Common Verb-Specific Pitfalls and Quick Fixes
“Found” requires an empirical setting; don’t use it for theoretical papers. Replace with “derived” or “formulated” when no lab work exists.
“Believes” introduces personal faith, unsuitable for scientific writing. Swap in “hypothesizes” to restore methodological grounding.
“Proves” is almost always too strong. Reserve it for mathematical theorems; otherwise downgrade to “indicates” or “supports.”
Reviewer Red-Flag List
Microsoft Word’s readability statistics highlight overused verbs. Anything above 2% frequency in your manuscript deserves a synonym hunt.
Advanced Techniques for Literature Reviews
Create a verb matrix: rows for themes, columns for verbs, cells filled with citations. This visual map prevents unconscious verb repetition across pages.
Rotate verbs in thematic clusters: synthesis sections favor “synthesizes,” “integrates,” “reconciles,” whereas gap sections use “overlooks,” “underestimates,” “neglects.”
End each review paragraph with a forward-looking verb—“sets the stage,” “paves the way,” “lays the groundwork”—to propel the reader into your study.
Citation Trajectory
Track verb shifts in annual review articles to spot field-wide attitude changes. A surge in “questions” after 2020 may signal emerging controversy you should address.
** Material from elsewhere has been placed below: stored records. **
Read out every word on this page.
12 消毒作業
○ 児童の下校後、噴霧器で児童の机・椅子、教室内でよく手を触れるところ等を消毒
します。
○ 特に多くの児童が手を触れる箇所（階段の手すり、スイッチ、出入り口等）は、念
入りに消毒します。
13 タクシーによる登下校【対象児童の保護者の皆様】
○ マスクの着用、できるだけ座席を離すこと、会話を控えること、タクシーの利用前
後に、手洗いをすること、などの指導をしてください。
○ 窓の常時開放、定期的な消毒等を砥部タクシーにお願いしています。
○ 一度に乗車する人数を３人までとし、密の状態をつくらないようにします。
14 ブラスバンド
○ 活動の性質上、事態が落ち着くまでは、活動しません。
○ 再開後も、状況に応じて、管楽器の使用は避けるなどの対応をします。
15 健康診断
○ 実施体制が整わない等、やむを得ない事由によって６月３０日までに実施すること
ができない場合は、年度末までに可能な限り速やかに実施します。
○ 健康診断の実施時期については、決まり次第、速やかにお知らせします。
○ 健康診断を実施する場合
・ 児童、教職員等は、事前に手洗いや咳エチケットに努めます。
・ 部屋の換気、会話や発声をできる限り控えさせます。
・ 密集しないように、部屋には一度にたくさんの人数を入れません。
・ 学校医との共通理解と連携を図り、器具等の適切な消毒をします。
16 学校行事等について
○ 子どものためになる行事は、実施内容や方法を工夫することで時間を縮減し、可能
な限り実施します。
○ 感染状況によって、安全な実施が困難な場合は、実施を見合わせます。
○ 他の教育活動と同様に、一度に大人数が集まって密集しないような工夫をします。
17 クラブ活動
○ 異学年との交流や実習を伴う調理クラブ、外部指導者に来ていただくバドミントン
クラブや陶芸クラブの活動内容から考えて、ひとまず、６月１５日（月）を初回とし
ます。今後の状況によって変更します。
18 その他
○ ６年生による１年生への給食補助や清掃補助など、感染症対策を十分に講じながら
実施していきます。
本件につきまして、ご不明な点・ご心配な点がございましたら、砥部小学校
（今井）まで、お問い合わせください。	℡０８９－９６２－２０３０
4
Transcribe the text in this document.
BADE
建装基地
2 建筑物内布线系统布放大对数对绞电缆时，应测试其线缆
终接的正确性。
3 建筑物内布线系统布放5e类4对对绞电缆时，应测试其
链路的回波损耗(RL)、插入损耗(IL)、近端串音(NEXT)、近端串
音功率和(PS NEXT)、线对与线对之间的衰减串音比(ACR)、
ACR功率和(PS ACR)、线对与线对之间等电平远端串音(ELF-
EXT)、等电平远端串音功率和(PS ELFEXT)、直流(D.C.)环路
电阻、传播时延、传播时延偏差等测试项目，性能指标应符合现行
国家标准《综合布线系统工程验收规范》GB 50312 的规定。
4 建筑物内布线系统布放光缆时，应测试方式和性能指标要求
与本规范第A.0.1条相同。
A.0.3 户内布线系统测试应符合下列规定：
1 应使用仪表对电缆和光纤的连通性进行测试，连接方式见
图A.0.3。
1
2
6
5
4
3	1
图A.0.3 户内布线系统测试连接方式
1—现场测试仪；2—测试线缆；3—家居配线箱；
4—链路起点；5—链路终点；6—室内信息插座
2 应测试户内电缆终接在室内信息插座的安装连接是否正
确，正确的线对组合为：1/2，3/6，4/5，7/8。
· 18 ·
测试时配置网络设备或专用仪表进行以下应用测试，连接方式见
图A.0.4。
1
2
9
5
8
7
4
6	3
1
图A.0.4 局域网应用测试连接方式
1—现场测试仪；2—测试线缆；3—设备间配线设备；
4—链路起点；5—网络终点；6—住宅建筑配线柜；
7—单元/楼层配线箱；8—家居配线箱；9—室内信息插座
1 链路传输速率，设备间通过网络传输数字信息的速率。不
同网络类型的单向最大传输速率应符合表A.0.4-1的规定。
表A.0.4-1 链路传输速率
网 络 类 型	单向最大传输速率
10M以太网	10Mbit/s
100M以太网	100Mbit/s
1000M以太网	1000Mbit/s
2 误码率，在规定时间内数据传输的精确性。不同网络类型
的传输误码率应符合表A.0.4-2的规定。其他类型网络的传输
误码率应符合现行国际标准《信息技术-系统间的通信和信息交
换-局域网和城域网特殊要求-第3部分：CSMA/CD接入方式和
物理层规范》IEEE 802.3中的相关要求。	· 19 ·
Practical Checklist Before Submission
Search your document for every instance of “says” and replace 90% with discipline-appropriate verbs. The remainder can stay only in interview transcripts.
Highlight every reporting verb in yellow; read only those highlights aloud. Your ear catches awkward pairings faster than your eye.
Run a concordance line of each verb in COCA or iWeb to confirm real-world collocation. This final filter catches rare but embarrassing mismatches.